Suriye meselesinin, Afganistanyahut Filistin’e benzemeyen bir taraf barındırdığını, Suriye’nin ciddi anlamda yetim bırakılmış bir bölge olduğunu ve kendilerinin de o yetimliğe şahit olduğunu ifade ederek sözlerini tamamladı.
Söyleşi Suat ekinci ile devam etti. Sözlerine, Kassam Turgaylarının şehit olan komutanlarını anıp, dua ile başlayan Suat Ekinci, Suriye’de gerçekleşen devrim sürecinden almamız gereken derslere değindi.
Suriye’yi ve Suriye halkını anlamanın empati kurmaktan geçtiğini söyleyen Ekinci; sekiz yıl muhasara altında kalan Şam’ın Merkezinde bulunan Yermük Mahallesinin her gün mütemadiyen rejim tarafından bombalandığını ve bu mahallede yaklaşık dört yüz bin şehit verildiğini söyledi. Bunun yanında bombardımanlar sonucu yerle bir olan bu mahallenin yaşadığı sefaleti heyet olarak şahit olduklarını ifade etti. Bu mahallelerde yaşayan insanların Allah için gösterdikleri sabrın, direncin bizlere önemli dersler vermesi gerektiğinin altını çizdi. Bunun yanında gözlerimizin önünde sefalet içinde yaşayan bu insanlara gözlerimizi kapatamayacağımızı üzerimize düşen sorumlulukları yerine getirmemiz gerektiğini söyledi. Ekinci konuşmasına şu sözler ile devam etti. “Bizler anın çocuğu olmak zorundayız. Ortada bir yangın varsa biz onu söndürmek ile mükellefiz. Yangının sönmesini bekleyip ben söylemişim tavrından uzak durmalıyız. Her ay düzenli olarak onlara yardım etmek zorundayız. Onları yalnız bırakırsak biz yalnız kalırız bunu görev addetmek zorundayız.” dedi.

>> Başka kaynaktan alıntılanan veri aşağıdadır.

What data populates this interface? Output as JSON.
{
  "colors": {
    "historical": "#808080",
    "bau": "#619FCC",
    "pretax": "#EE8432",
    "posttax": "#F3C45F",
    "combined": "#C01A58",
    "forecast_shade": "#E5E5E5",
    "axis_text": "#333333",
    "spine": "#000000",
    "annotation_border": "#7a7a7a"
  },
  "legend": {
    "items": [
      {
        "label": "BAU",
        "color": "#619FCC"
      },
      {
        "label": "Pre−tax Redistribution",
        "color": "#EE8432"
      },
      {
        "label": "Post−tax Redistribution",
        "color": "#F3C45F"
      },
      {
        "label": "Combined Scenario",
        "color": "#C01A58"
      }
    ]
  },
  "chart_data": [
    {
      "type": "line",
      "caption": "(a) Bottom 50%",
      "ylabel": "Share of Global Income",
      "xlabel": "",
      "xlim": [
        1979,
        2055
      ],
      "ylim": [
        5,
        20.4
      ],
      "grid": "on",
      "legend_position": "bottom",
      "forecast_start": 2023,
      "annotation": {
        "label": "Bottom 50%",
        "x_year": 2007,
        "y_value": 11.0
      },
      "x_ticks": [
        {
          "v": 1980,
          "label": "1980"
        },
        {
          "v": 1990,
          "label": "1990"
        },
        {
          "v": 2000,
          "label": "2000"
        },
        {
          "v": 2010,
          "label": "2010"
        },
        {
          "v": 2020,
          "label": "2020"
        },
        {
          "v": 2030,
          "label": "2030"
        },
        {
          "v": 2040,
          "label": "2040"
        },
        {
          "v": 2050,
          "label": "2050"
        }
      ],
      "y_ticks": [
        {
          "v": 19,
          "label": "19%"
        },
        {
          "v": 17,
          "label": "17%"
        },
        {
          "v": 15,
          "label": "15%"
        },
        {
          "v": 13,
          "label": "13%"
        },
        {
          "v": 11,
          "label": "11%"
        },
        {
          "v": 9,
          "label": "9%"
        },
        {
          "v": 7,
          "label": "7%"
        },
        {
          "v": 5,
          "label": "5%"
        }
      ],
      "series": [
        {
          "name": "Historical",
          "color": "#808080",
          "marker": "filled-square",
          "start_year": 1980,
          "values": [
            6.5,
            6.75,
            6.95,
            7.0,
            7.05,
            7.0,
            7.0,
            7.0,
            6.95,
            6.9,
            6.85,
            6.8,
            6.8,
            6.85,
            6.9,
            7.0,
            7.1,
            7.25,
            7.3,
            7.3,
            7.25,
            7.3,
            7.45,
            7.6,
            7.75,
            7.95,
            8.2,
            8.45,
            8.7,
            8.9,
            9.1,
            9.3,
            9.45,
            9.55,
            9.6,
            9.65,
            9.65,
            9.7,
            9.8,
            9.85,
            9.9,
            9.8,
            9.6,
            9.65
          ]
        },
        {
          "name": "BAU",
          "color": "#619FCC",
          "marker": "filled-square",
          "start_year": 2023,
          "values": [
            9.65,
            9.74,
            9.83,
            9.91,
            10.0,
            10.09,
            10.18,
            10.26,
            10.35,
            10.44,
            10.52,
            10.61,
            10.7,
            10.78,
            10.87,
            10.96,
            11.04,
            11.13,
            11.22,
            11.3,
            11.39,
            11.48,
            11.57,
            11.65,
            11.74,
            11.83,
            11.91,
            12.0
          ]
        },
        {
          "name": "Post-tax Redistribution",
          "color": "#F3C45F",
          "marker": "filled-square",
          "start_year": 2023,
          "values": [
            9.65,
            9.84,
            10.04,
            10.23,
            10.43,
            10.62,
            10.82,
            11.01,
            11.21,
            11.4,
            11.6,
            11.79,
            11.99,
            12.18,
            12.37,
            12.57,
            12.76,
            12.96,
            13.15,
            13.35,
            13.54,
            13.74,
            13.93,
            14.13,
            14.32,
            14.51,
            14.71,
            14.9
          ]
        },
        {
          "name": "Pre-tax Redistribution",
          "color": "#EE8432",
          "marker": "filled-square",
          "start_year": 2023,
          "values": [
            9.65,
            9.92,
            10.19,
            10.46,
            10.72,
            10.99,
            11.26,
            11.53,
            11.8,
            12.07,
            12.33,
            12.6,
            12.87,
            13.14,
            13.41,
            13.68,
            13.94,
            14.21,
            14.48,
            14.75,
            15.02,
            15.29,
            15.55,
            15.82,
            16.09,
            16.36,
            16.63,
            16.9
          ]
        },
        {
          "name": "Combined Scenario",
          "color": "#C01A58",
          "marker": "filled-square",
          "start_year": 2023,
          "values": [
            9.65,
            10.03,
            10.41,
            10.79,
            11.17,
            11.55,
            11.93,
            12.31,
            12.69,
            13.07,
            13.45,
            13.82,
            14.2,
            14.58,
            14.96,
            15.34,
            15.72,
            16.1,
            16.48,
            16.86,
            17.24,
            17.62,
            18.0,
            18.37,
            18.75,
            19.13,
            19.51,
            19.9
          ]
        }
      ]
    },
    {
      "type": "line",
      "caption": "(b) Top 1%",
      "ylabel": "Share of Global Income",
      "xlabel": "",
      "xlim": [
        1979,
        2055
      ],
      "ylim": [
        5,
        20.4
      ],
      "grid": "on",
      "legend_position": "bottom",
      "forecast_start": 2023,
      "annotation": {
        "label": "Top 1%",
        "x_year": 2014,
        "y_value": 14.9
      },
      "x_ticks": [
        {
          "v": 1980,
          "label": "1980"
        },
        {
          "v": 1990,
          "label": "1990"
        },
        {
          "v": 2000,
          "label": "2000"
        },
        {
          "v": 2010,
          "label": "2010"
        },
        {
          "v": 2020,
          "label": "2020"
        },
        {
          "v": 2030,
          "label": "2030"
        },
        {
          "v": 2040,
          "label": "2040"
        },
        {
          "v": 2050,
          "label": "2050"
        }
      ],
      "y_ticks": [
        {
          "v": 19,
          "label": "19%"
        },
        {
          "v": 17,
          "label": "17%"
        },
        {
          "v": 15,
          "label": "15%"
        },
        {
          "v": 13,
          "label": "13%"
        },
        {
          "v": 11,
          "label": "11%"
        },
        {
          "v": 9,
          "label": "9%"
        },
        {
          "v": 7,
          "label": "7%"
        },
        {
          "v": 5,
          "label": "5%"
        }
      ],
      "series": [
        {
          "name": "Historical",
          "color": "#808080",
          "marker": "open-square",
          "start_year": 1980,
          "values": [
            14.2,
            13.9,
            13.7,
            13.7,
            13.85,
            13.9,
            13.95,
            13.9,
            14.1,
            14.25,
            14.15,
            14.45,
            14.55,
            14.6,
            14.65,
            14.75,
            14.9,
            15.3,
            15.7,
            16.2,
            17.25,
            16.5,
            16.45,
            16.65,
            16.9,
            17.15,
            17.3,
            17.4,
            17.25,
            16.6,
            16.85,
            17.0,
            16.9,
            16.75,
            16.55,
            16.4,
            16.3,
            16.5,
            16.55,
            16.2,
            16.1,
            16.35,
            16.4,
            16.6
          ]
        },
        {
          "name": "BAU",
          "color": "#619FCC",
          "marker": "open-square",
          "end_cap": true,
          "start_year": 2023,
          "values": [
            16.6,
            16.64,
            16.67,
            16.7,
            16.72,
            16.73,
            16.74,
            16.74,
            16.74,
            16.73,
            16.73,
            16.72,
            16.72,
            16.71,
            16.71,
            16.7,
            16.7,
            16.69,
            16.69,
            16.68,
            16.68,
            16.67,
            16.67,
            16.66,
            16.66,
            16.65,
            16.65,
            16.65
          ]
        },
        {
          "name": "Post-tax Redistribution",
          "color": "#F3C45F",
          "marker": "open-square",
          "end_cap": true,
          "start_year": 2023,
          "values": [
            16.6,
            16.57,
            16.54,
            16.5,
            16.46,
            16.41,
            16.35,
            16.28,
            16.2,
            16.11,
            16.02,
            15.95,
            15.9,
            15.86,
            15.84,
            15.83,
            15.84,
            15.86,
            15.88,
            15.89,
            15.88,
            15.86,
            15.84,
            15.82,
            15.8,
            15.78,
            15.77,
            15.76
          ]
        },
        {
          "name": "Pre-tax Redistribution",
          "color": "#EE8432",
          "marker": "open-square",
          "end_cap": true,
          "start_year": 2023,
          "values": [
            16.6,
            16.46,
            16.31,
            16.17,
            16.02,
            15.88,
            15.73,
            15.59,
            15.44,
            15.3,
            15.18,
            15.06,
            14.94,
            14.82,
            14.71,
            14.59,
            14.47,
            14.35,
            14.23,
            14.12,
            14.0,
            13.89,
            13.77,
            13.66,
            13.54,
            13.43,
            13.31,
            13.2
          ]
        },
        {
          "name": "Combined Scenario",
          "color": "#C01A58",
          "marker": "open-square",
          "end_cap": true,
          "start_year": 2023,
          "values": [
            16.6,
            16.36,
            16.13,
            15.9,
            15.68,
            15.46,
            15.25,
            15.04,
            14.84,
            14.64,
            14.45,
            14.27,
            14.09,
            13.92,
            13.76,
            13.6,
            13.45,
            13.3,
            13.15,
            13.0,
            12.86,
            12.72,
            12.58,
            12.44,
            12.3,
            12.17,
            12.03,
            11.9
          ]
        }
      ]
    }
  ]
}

Son olarak Hasip Özel’e söz aldı. Hasip Özel; 1993 yılında Arapça eğitimi için Suriye’ye gittiğini, 1999 yılında ilahiyat ve Eczacılık bölümlerini Suriye’de bitirdikten sonra Türkiye’ye dönmek için hazırlanırken belirsiz bir nedenden dolayı tutuklandığını ve on yıl boyunca Suriye zindanlarında kaldıktan sonra Ak Parti hükümetinin girişimleri ile serbest bırakıldığını ve Türkiye’ye döndüğünü belirtti. Konunun canlı şahidi olarak Suriye zindanlarında kendisinin ve diğer mahkumların yaşadıkları, akıllara durgunluk veren zulümleri anlatarak, yeni dönem için hayır duaları ederek sözlerini tamamladı.
Program soru-cevap bölümünden sonra sona erdi.